The Midwest, The Middle Class, and Queerness in the Mid-Twentieth Century; MAASA Conference; Tulsa, OK; April 1-3, 2012
Literature and culture critics are beginning to realize that the study of literature and print culture suffers from an obsession with the urban and the avant-garde. There exist huge archives of print and literary artifacts which, forgotten by academia, may have much to reveal about American literary and print history. As some have argued, there may be great potential in constructing a literary and print history that includes the sort of widely circulated "middlebrow" works that were reliably consumed by the reading public. As a few have argued, this centeredness on urbanity is particularly a problem in queer studies, thus rendering rural and/or middlebrow queer literature and print culture rich with possibilities for recovery.
As we're slowly discovering, not all queer artifacts have urban migration at their center and an avant-garde aesthetic.
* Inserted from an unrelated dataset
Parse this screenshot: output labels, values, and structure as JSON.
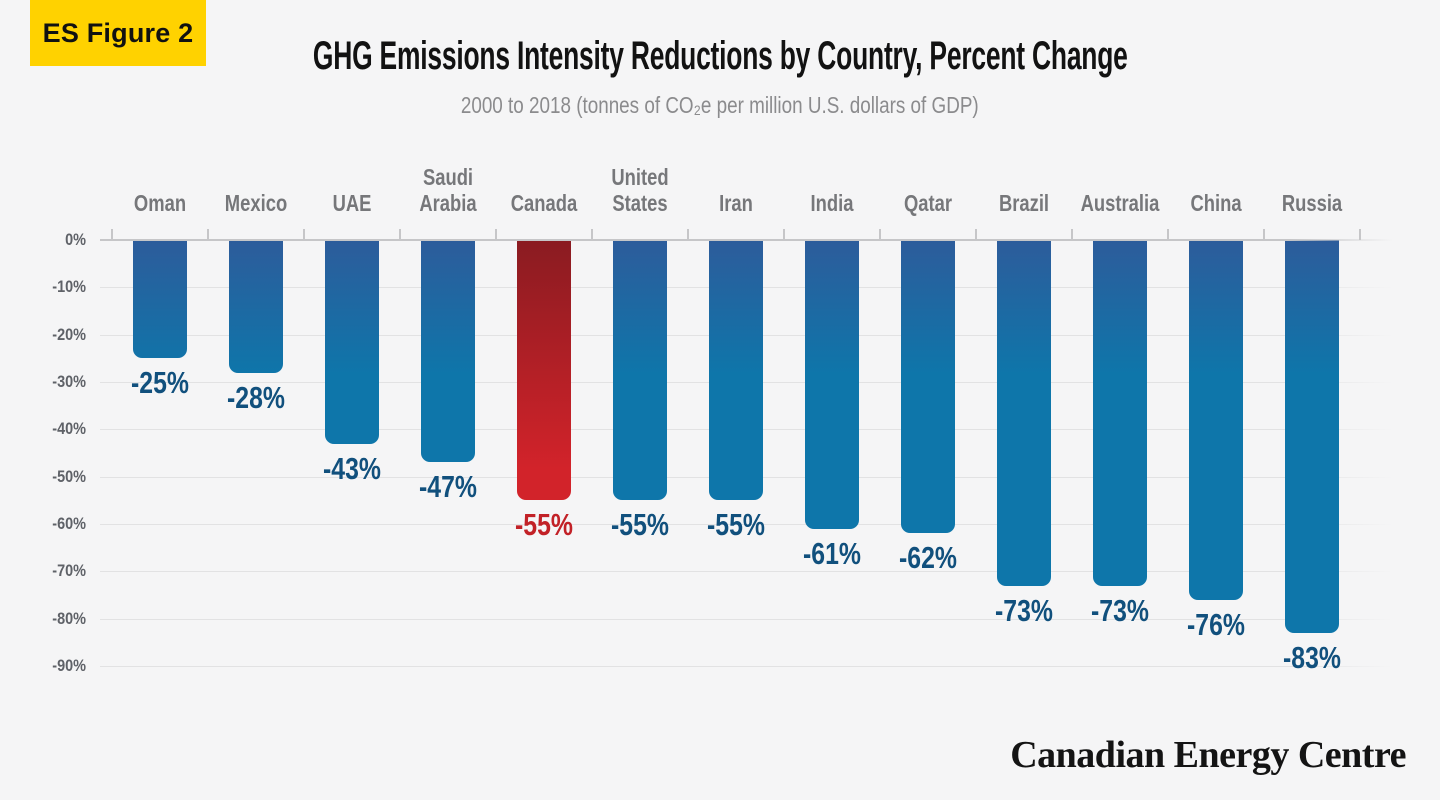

Lesbian pulp novels and queer "genre fiction" suggest a middlebrow audience, and Ann Bannon's most enduring work (though, admittedly, "most enduring" in lesbian pulp fiction in academia is no high praise) is set in the Midwest; some periodicals reveal queer discontent with compulsory urbanization. This panel is interested in exploring this oft-neglected queer archive.
The MAASA annual conference is interested in scholarship that explores mid-America as cultural concept and is an ideal space to begin a discussion about a queer middlebrow archive. This panel is interested in papers that consider rural or middle-class queerness in twentieth century mid-America as it can be understood through print, literature, or film. What can queer literary and cultural artifacts reveal about the how middle-class, non-urban queer individuals understood themselves?
Submissions should be 250 words. Please include your name, your university affiliation, and your contact information, by January 7.